For a more scientific purchase process, you need to:
- De-risk it with trials and demos.
- Lighten the research load with helpful content and tools.
- Support prospects online, over the phone and in person.
And for less critical investments, you need to:
- Get creative with your communications – it’s okay to entertain!
- Make personal connections with buyers at every touchpoint.
- Be the easiest to buy from.
Some of that might sound obvious. But it’s amazing how often we cruise right past common sense – and how handy it can be to have a smarter model for thinking small.
60-second SME segmentation guide
- Understand business needs: Do some qualitative research – focus groups, one-to-one interviews – to pinpoint the issues faced by a cross-section of businesses in your market.

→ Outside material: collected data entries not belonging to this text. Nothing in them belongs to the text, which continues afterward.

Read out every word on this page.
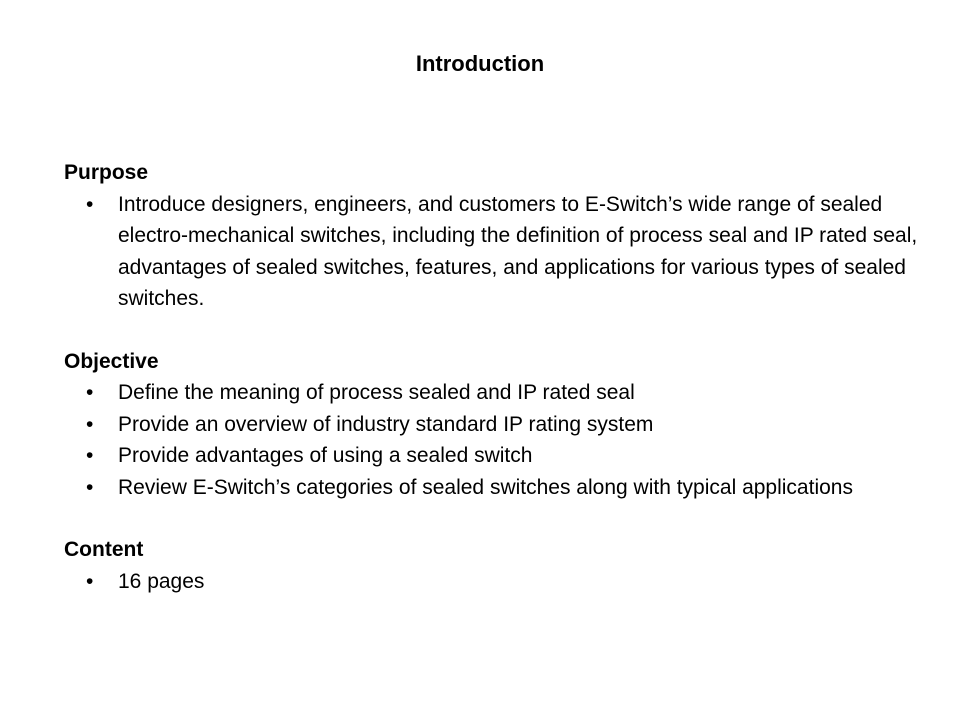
Introduction

Purpose

•	Introduce designers, engineers, and customers to E-Switch’s wide range of sealed electro-mechanical switches, including the definition of process seal and IP rated seal, advantages of sealed switches, features, and applications for various types of sealed switches.

Objective

•	Define the meaning of process sealed and IP rated seal
•	Provide an overview of industry standard IP rating system
•	Provide advantages of using a sealed switch
•	Review E-Switch’s categories of sealed switches along with typical applications

Content

•	16 pages
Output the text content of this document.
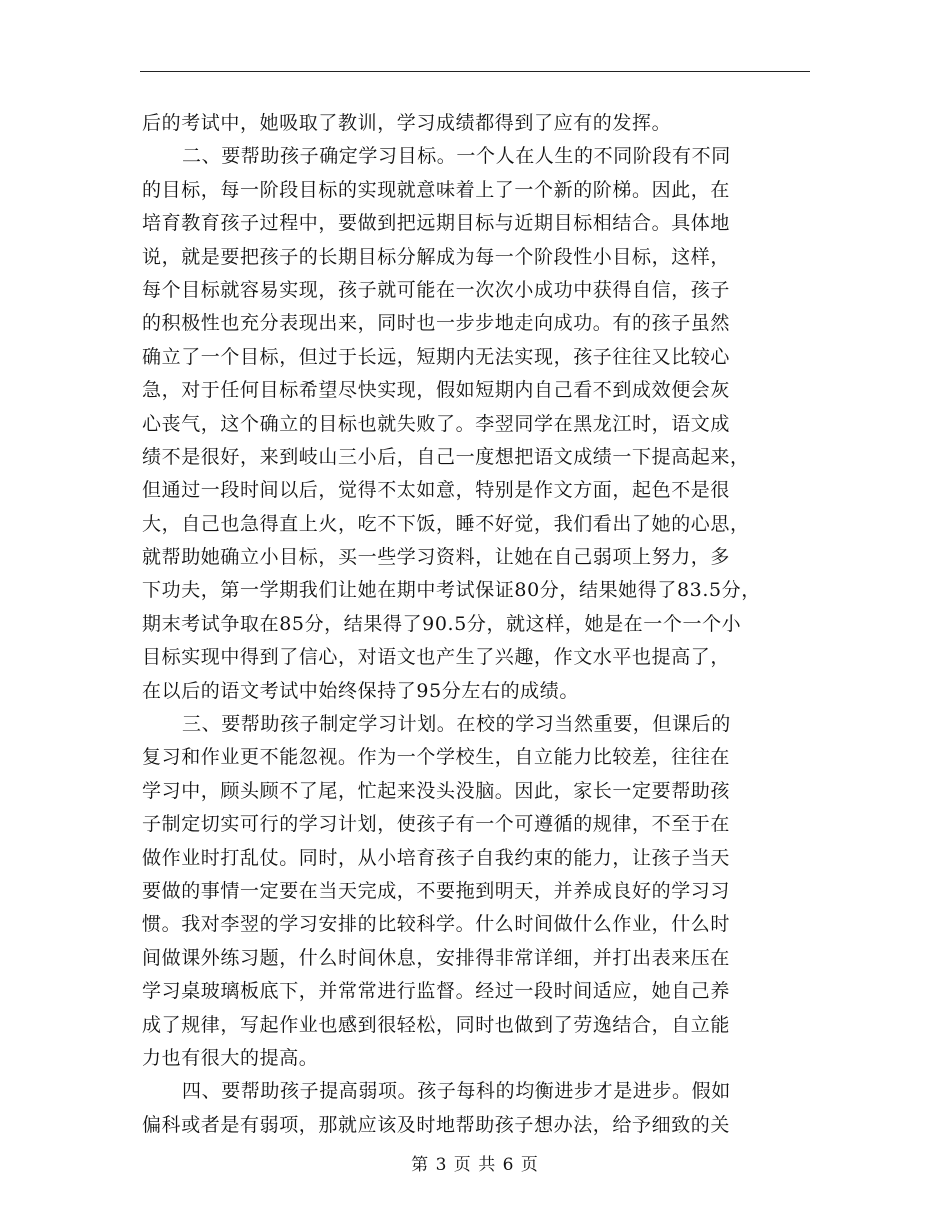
后的考试中，她吸取了教训，学习成绩都得到了应有的发挥。
二、要帮助孩子确定学习目标。一个人在人生的不同阶段有不同
的目标，每一阶段目标的实现就意味着上了一个新的阶梯。因此，在
培育教育孩子过程中，要做到把远期目标与近期目标相结合。具体地
说，就是要把孩子的长期目标分解成为每一个阶段性小目标，这样，
每个目标就容易实现，孩子就可能在一次次小成功中获得自信，孩子
的积极性也充分表现出来，同时也一步步地走向成功。有的孩子虽然
确立了一个目标，但过于长远，短期内无法实现，孩子往往又比较心
急，对于任何目标希望尽快实现，假如短期内自己看不到成效便会灰
心丧气，这个确立的目标也就失败了。李翌同学在黑龙江时，语文成
绩不是很好，来到岐山三小后，自己一度想把语文成绩一下提高起来，
但通过一段时间以后，觉得不太如意，特别是作文方面，起色不是很
大，自己也急得直上火，吃不下饭，睡不好觉，我们看出了她的心思，
就帮助她确立小目标，买一些学习资料，让她在自己弱项上努力，多
下功夫，第一学期我们让她在期中考试保证80分，结果她得了83.5分，
期末考试争取在85分，结果得了90.5分，就这样，她是在一个一个小
目标实现中得到了信心，对语文也产生了兴趣，作文水平也提高了，
在以后的语文考试中始终保持了95分左右的成绩。
三、要帮助孩子制定学习计划。在校的学习当然重要，但课后的
复习和作业更不能忽视。作为一个学校生，自立能力比较差，往往在
学习中，顾头顾不了尾，忙起来没头没脑。因此，家长一定要帮助孩
子制定切实可行的学习计划，使孩子有一个可遵循的规律，不至于在
做作业时打乱仗。同时，从小培育孩子自我约束的能力，让孩子当天
要做的事情一定要在当天完成，不要拖到明天，并养成良好的学习习
惯。我对李翌的学习安排的比较科学。什么时间做什么作业，什么时
间做课外练习题，什么时间休息，安排得非常详细，并打出表来压在
学习桌玻璃板底下，并常常进行监督。经过一段时间适应，她自己养
成了规律，写起作业也感到很轻松，同时也做到了劳逸结合，自立能
力也有很大的提高。
四、要帮助孩子提高弱项。孩子每科的均衡进步才是进步。假如
偏科或者是有弱项，那就应该及时地帮助孩子想办法，给予细致的关
第 3 页 共 6 页
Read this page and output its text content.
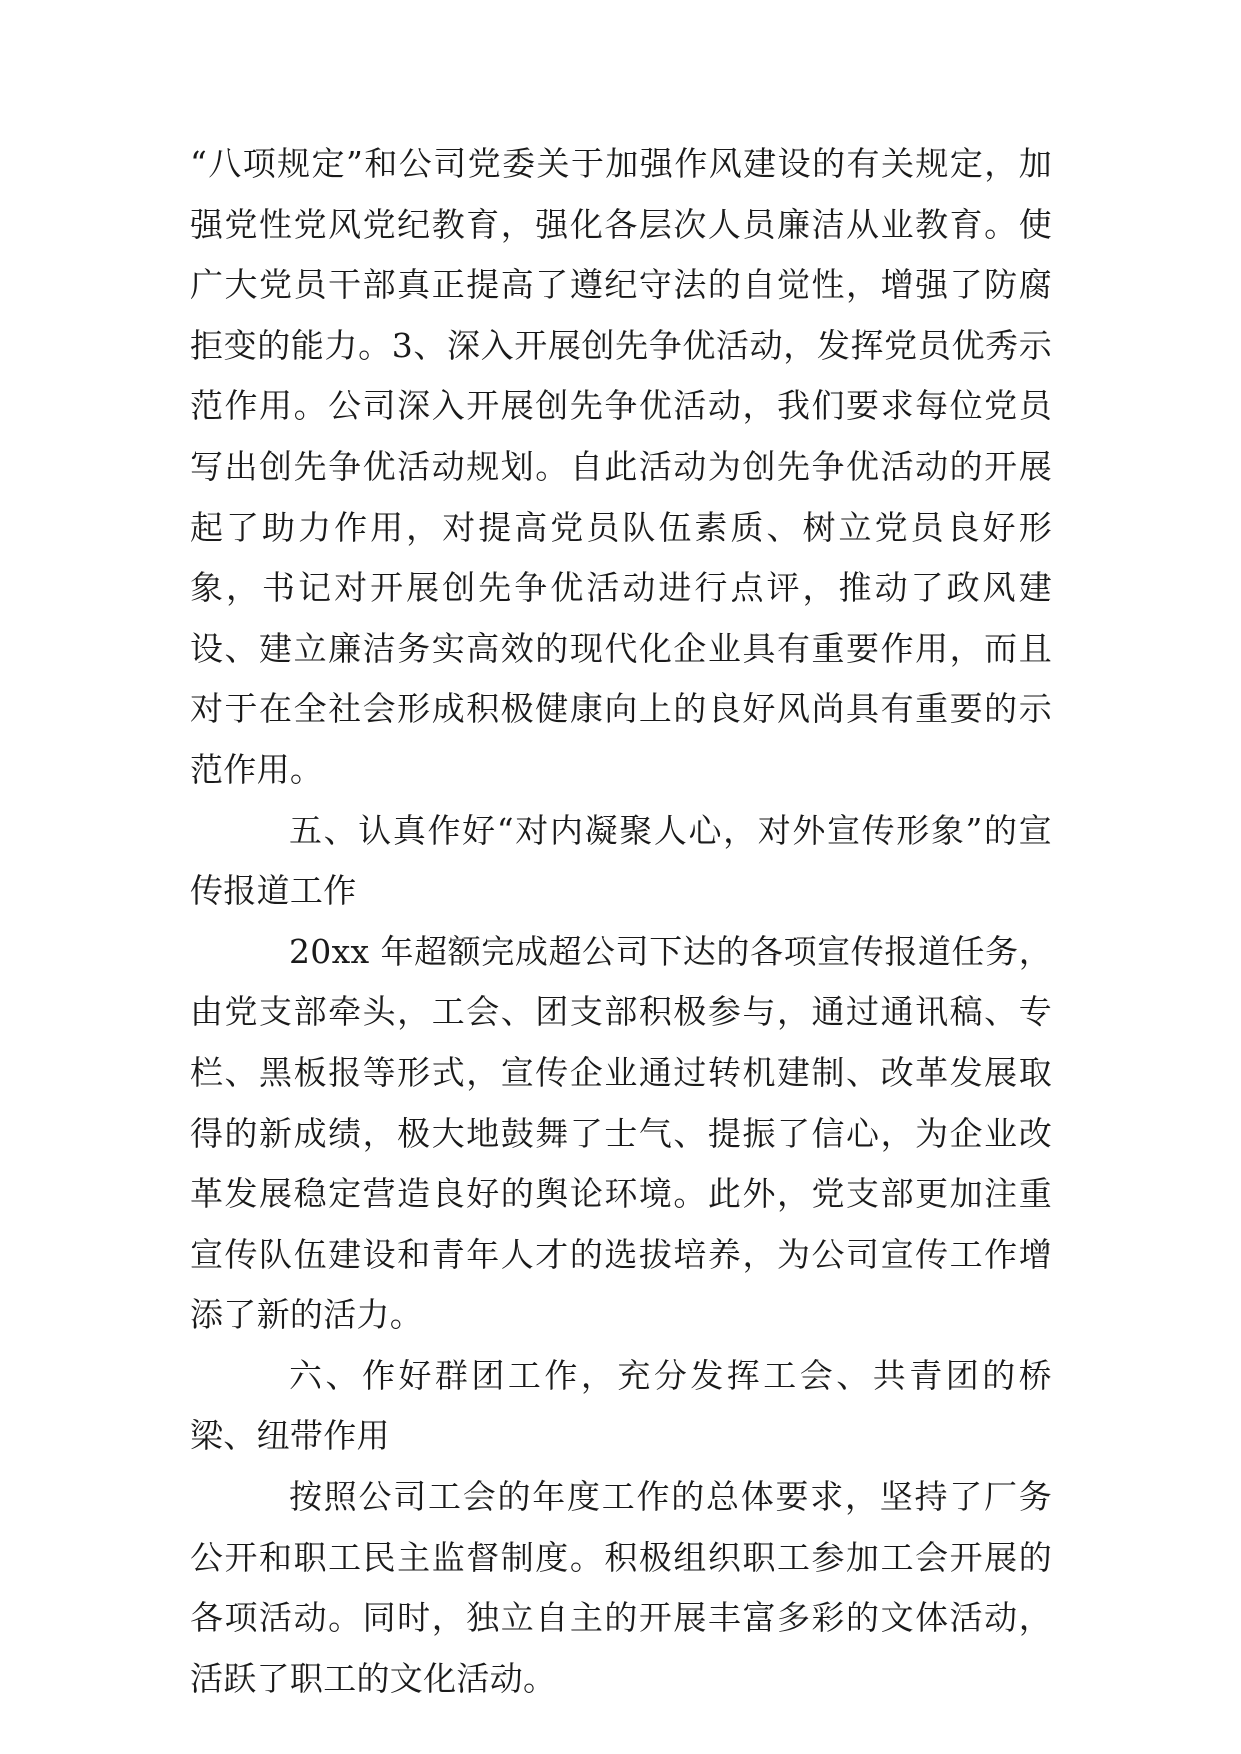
“八项规定”和公司党委关于加强作风建设的有关规定，加强党性党风党纪教育，强化各层次人员廉洁从业教育。使广大党员干部真正提高了遵纪守法的自觉性，增强了防腐拒变的能力。3、深入开展创先争优活动，发挥党员优秀示范作用。公司深入开展创先争优活动，我们要求每位党员写出创先争优活动规划。自此活动为创先争优活动的开展起了助力作用，对提高党员队伍素质、树立党员良好形象，书记对开展创先争优活动进行点评，推动了政风建设、建立廉洁务实高效的现代化企业具有重要作用，而且对于在全社会形成积极健康向上的良好风尚具有重要的示范作用。

五、认真作好“对内凝聚人心，对外宣传形象”的宣传报道工作

20xx 年超额完成超公司下达的各项宣传报道任务，由党支部牵头，工会、团支部积极参与，通过通讯稿、专栏、黑板报等形式，宣传企业通过转机建制、改革发展取得的新成绩，极大地鼓舞了士气、提振了信心，为企业改革发展稳定营造良好的舆论环境。此外，党支部更加注重宣传队伍建设和青年人才的选拔培养，为公司宣传工作增添了新的活力。

六、作好群团工作，充分发挥工会、共青团的桥梁、纽带作用

按照公司工会的年度工作的总体要求，坚持了厂务公开和职工民主监督制度。积极组织职工参加工会开展的各项活动。同时，独立自主的开展丰富多彩的文体活动，活跃了职工的文化活动。
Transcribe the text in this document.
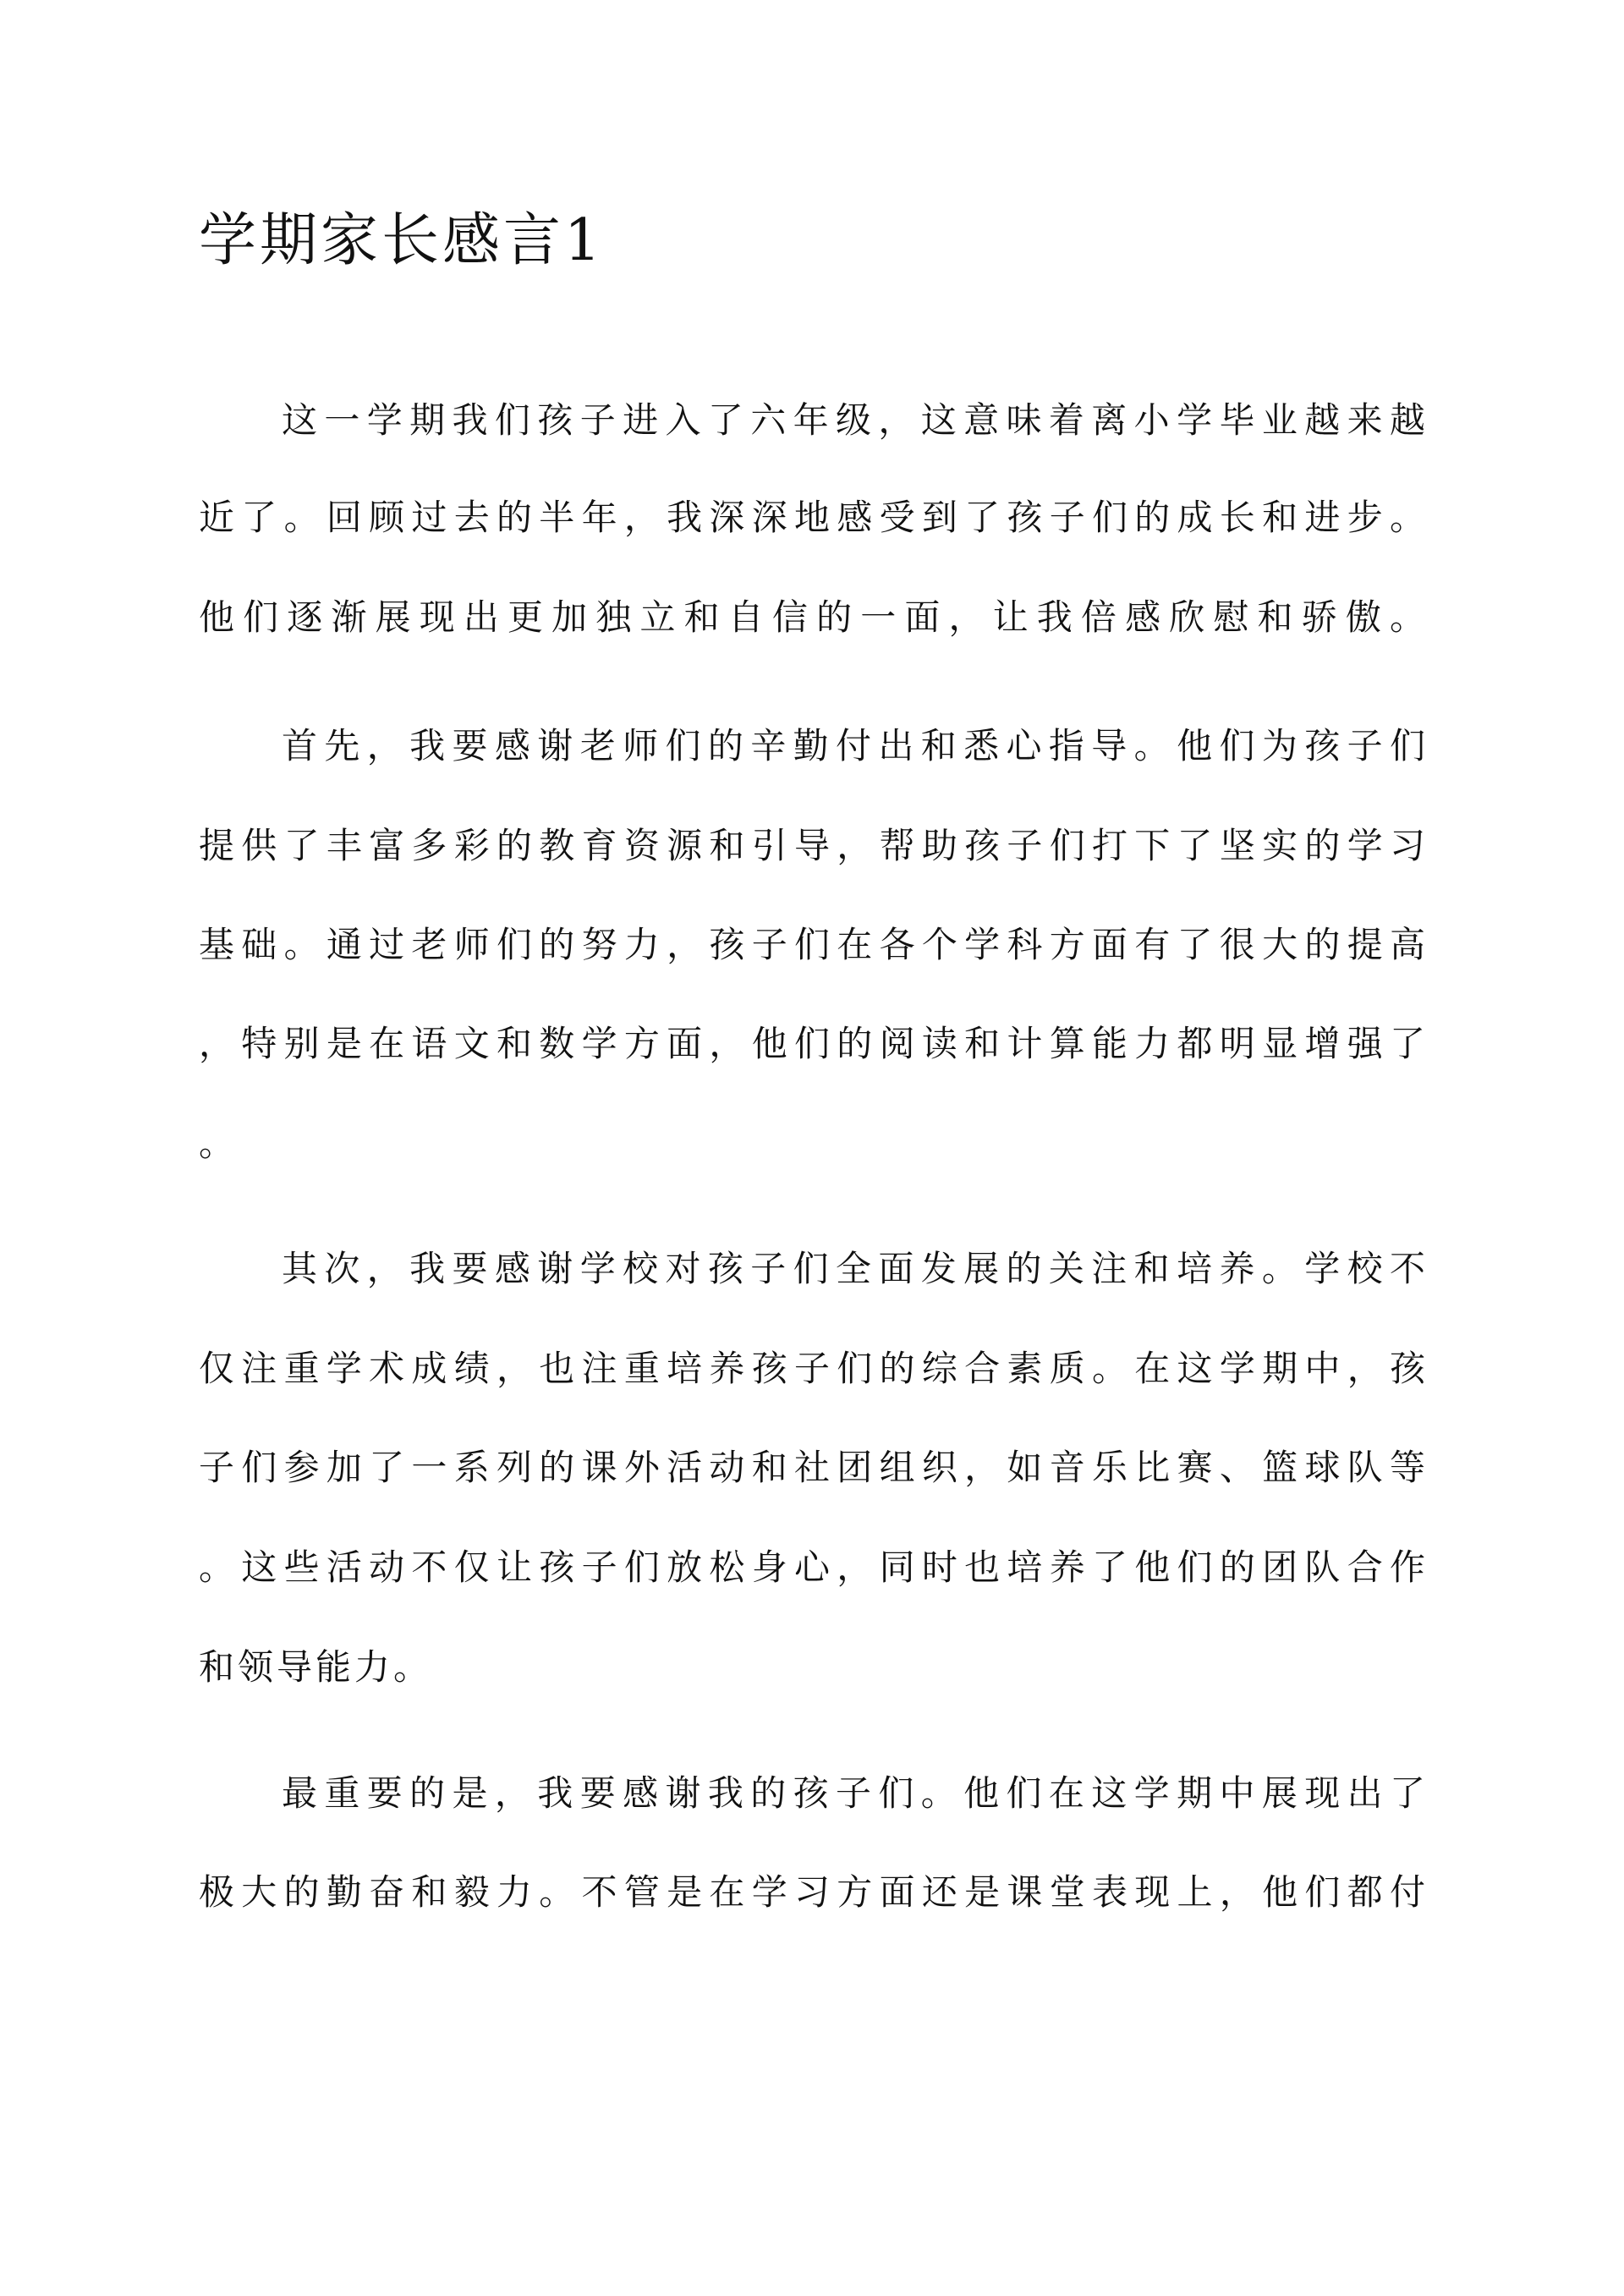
学期家长感言1

这一学期我们孩子进入了六年级，这意味着离小学毕业越来越

近了。回顾过去的半年，我深深地感受到了孩子们的成长和进步。

他们逐渐展现出更加独立和自信的一面，让我倍感欣慰和骄傲。

首先，我要感谢老师们的辛勤付出和悉心指导。他们为孩子们

提供了丰富多彩的教育资源和引导，帮助孩子们打下了坚实的学习

基础。通过老师们的努力，孩子们在各个学科方面有了很大的提高

，特别是在语文和数学方面，他们的阅读和计算能力都明显增强了

。

其次，我要感谢学校对孩子们全面发展的关注和培养。学校不

仅注重学术成绩，也注重培养孩子们的综合素质。在这学期中，孩

子们参加了一系列的课外活动和社团组织，如音乐比赛、篮球队等

。这些活动不仅让孩子们放松身心，同时也培养了他们的团队合作

和领导能力。

最重要的是，我要感谢我的孩子们。他们在这学期中展现出了

极大的勤奋和毅力。不管是在学习方面还是课堂表现上，他们都付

You’ll get a clearer picture of their different needs, preferences, attitudes and behaviours.
- Quantify these needs: Do some quantitative research to find out how many companies have these needs and how much of a priority they are.
- Identify potential target segments: Conduct a cluster analysis looking at groups that share common characteristics.
- Decide which segments to focus on: Carry out a market segment assessment based on the size and value of the segment, market share analysis, competitive landscape and market addressability (whether you can identify and target the segment easily).
- Build target customer personas for each segment: Use everything you’ve learnt to build 3D profiles of each target that can inform your communications strategy.